6 comments on “Bill Hybels, the Willow Creek “System,” and Why the Women Needed to Speak Publicly

  1. “The women who spoke out are the heroes at Willow Creek. They were trashed, called all sorts of evil things, but truly, they were the heroes, trying to protect the church.”

    I think that is the most significant pattern to watch for – when someone speaks up about bullying or abusive behaviour and the automatic response is silencing, shaming, name-calling and dismissal of their words 😦

    Liked by 3 people

  2. It’s very true. I don’t know that it works much differently in churches that are part of an organization, either, in my experience, those same instincts to protect the institution come out.

    Liked by 2 people

  3. Scot McKnight use to attend Willow Creek, I think for about 10 years or so which is why he has the insight into this situation that he has. He is now an Anglican. Perhaps that is why his articles on the situation at Willow Creek have more depth and good analysis. He certainly is anti-complimentarian and I would think would be a valuable resource for SBB.

    Like

  4. Julie Anne

    Thanks for posting this link. I found the author’s analysis of the dynamics that can occur at churches especially with no central accountability right on. I also think the dynamics this author talks about is what happened with Sovereign Grace and C.J. Mahaney with an unhappy and still unresolved ending. I am sure these same dynamics are what happened with a number of other leaders that started well with good intentions but eventually fell into the traps described.

    I found the term “goodness” a little nebulous but I know what what was meant. I would say it means a church where both leaders and regular members exhibit James 3:13-16 behavior vs. Jame 3:17-18 or see Christ’s interests that Paul talked about in Philippians 2:20. I have seen churches where the members exhibit goodness and sadly those where there is a lot of self seeking or lack of goodness. Sadly sometimes a few that don’t have “goodness” can ruin the whole church.

    The trap that leaders “are always tempted away from goodness in the seductions of relishing celebrity and exploiting power” needs to be something churches and leaders become aware of. I am sure a lot of leaders don’t go in with these temptations in mind but this becomes a trap that traps many. Sure there are narcissistic leaders that will easily fall into this but I hope the narcissists are more the exception than the rule.
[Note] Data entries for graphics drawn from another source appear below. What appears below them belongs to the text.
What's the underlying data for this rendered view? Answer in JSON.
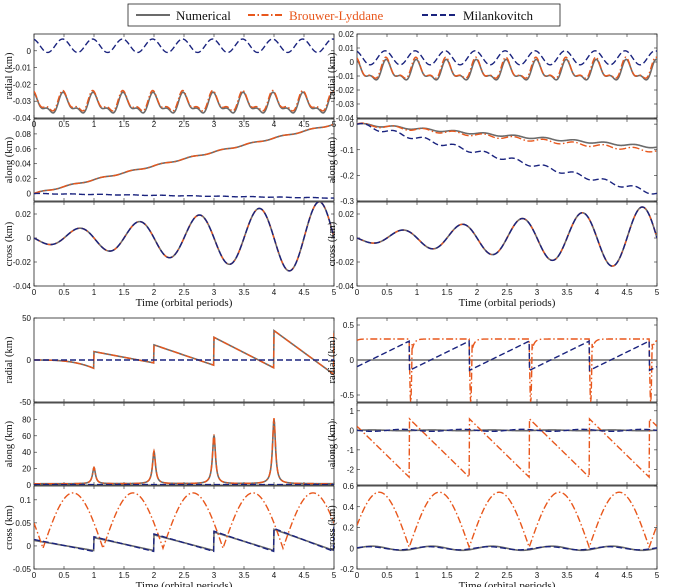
{
  "legend": {
    "entries": [
      {
        "label": "Numerical",
        "color": "#6b6b6b",
        "dash": "solid"
      },
      {
        "label": "Brouwer-Lyddane",
        "color": "#e8571c",
        "dash": "dashdot"
      },
      {
        "label": "Milankovitch",
        "color": "#1a237e",
        "dash": "dashed"
      }
    ],
    "position": "top-center"
  },
  "colors": {
    "numerical": "#6b6b6b",
    "brouwer": "#e8571c",
    "milankovitch": "#1a237e"
  },
  "chart_data": [
    {
      "type": "line",
      "panel": "top-left",
      "ylabel": "radial (km)",
      "xlabel": "",
      "ylim": [
        -0.04,
        0.01
      ],
      "yticks": [
        "0",
        "-0.01",
        "-0.02",
        "-0.03",
        "-0.04"
      ],
      "xticks": [
        "0",
        "0.5",
        "1",
        "1.5",
        "2",
        "2.5",
        "3",
        "3.5",
        "4",
        "4.5",
        "5"
      ],
      "xlim": [
        0,
        5
      ],
      "series_model": {
        "numerical": "oscillation around -0.032 amp 0.005",
        "brouwer": "oscillation around -0.031",
        "milankovitch": "oscillation around 0.003 amp 0.005"
      }
    },
    {
      "type": "line",
      "panel": "top-left",
      "ylabel": "along (km)",
      "xlabel": "",
      "ylim": [
        -0.01,
        0.1
      ],
      "yticks": [
        "0.08",
        "0.06",
        "0.04",
        "0.02",
        "0"
      ],
      "xlim": [
        0,
        5
      ],
      "series_model": {
        "numerical": "linear 0 to 0.093",
        "brouwer": "linear 0 to 0.093",
        "milankovitch": "linear 0 to -0.006"
      }
    },
    {
      "type": "line",
      "panel": "top-left",
      "ylabel": "cross (km)",
      "xlabel": "Time (orbital periods)",
      "ylim": [
        -0.04,
        0.03
      ],
      "yticks": [
        "0.02",
        "0",
        "-0.02",
        "-0.04"
      ],
      "xticks": [
        "0",
        "0.5",
        "1",
        "1.5",
        "2",
        "2.5",
        "3",
        "3.5",
        "4",
        "4.5",
        "5"
      ],
      "xlim": [
        0,
        5
      ],
      "series_model": {
        "all": "growing sinusoid amplitude to 0.03"
      }
    },
    {
      "type": "line",
      "panel": "top-right",
      "ylabel": "radial (km)",
      "xlabel": "",
      "ylim": [
        -0.04,
        0.02
      ],
      "yticks": [
        "0.02",
        "0.01",
        "0",
        "-0.01",
        "-0.02",
        "-0.03",
        "-0.04"
      ],
      "xlim": [
        0,
        5
      ],
      "series_model": {
        "numerical": "oscillation around -0.007",
        "brouwer": "oscillation around -0.006",
        "milankovitch": "oscillation around 0.002"
      }
    },
    {
      "type": "line",
      "panel": "top-right",
      "ylabel": "along (km)",
      "xlabel": "",
      "ylim": [
        -0.3,
        0.02
      ],
      "yticks": [
        "0",
        "-0.1",
        "-0.2",
        "-0.3"
      ],
      "xlim": [
        0,
        5
      ],
      "series_model": {
        "numerical": "0 to -0.09",
        "brouwer": "0 to -0.10",
        "milankovitch": "0 to -0.27 stepwise"
      }
    },
    {
      "type": "line",
      "panel": "top-right",
      "ylabel": "cross (km)",
      "xlabel": "Time (orbital periods)",
      "ylim": [
        -0.04,
        0.03
      ],
      "yticks": [
        "0.02",
        "0",
        "-0.02",
        "-0.04"
      ],
      "xticks": [
        "0",
        "0.5",
        "1",
        "1.5",
        "2",
        "2.5",
        "3",
        "3.5",
        "4",
        "4.5",
        "5"
      ],
      "xlim": [
        0,
        5
      ],
      "series_model": {
        "all": "growing sinusoid amplitude to 0.025"
      }
    },
    {
      "type": "line",
      "panel": "bottom-left",
      "ylabel": "radial (km)",
      "xlabel": "",
      "ylim": [
        -50,
        50
      ],
      "yticks": [
        "50",
        "0",
        "-50"
      ],
      "xlim": [
        0,
        5
      ],
      "series_model": {
        "numerical": "sawtooth jumps at integer periods, peaks 10,18,27,35",
        "milankovitch": "flat 0"
      }
    },
    {
      "type": "line",
      "panel": "bottom-left",
      "ylabel": "along (km)",
      "xlabel": "",
      "ylim": [
        0,
        100
      ],
      "yticks": [
        "80",
        "60",
        "40",
        "20",
        "0"
      ],
      "xlim": [
        0,
        5
      ],
      "series_model": {
        "numerical": "spikes at integer periods: 20,40,60,80",
        "milankovitch": "near 0"
      }
    },
    {
      "type": "line",
      "panel": "bottom-left",
      "ylabel": "cross (km)",
      "xlabel": "Time (orbital periods)",
      "ylim": [
        -0.05,
        0.13
      ],
      "yticks": [
        "0.1",
        "0.05",
        "0",
        "-0.05"
      ],
      "xticks": [
        "0",
        "0.5",
        "1",
        "1.5",
        "2",
        "2.5",
        "3",
        "3.5",
        "4",
        "4.5",
        "5"
      ],
      "xlim": [
        0,
        5
      ],
      "series_model": {
        "brouwer": "arches peaking 0.12",
        "numerical": "small sawtooth",
        "milankovitch": "small sawtooth"
      }
    },
    {
      "type": "line",
      "panel": "bottom-right",
      "ylabel": "radial (km)",
      "xlabel": "",
      "ylim": [
        -0.6,
        0.6
      ],
      "yticks": [
        "0.5",
        "0",
        "-0.5"
      ],
      "xlim": [
        0,
        5
      ],
      "series_model": {
        "brouwer": "plateaus 0.3 with dips to -0.6",
        "milankovitch": "dips then rise",
        "numerical": "flat 0"
      }
    },
    {
      "type": "line",
      "panel": "bottom-right",
      "ylabel": "along (km)",
      "xlabel": "",
      "ylim": [
        -2.8,
        1.4
      ],
      "yticks": [
        "1",
        "0",
        "-1",
        "-2"
      ],
      "xlim": [
        0,
        5
      ],
      "series_model": {
        "brouwer": "sawtooth descending to -2.5",
        "numerical": "near 0"
      }
    },
    {
      "type": "line",
      "panel": "bottom-right",
      "ylabel": "cross (km)",
      "xlabel": "Time (orbital periods)",
      "ylim": [
        -0.2,
        0.6
      ],
      "yticks": [
        "0.6",
        "0.4",
        "0.2",
        "0",
        "-0.2"
      ],
      "xticks": [
        "0",
        "0.5",
        "1",
        "1.5",
        "2",
        "2.5",
        "3",
        "3.5",
        "4",
        "4.5",
        "5"
      ],
      "xlim": [
        0,
        5
      ],
      "series_model": {
        "brouwer": "arches peaking 0.55",
        "numerical": "near 0"
      }
    }
  ]
}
    Regular members should also be aware that the persona leaders presented on stage isn’t always who this really is. Some are good at acting the part and regular members are duped to think that this persona is the real person. At least sometimes this persona ends up not being what the leader really is in that they can talk a good game but don’t have much character to practice what they teach.

    Silencing and bullying is evidence of power mongering that I have sadly seen exhibited. People need to be aware what this symptom means.

    People that feel called to be pastors should be made aware of these traps before they start their journey perhaps in seminary. With this awareness and other items put into place hopefully they won’t succumb and will finish well. Thanks for sharing this.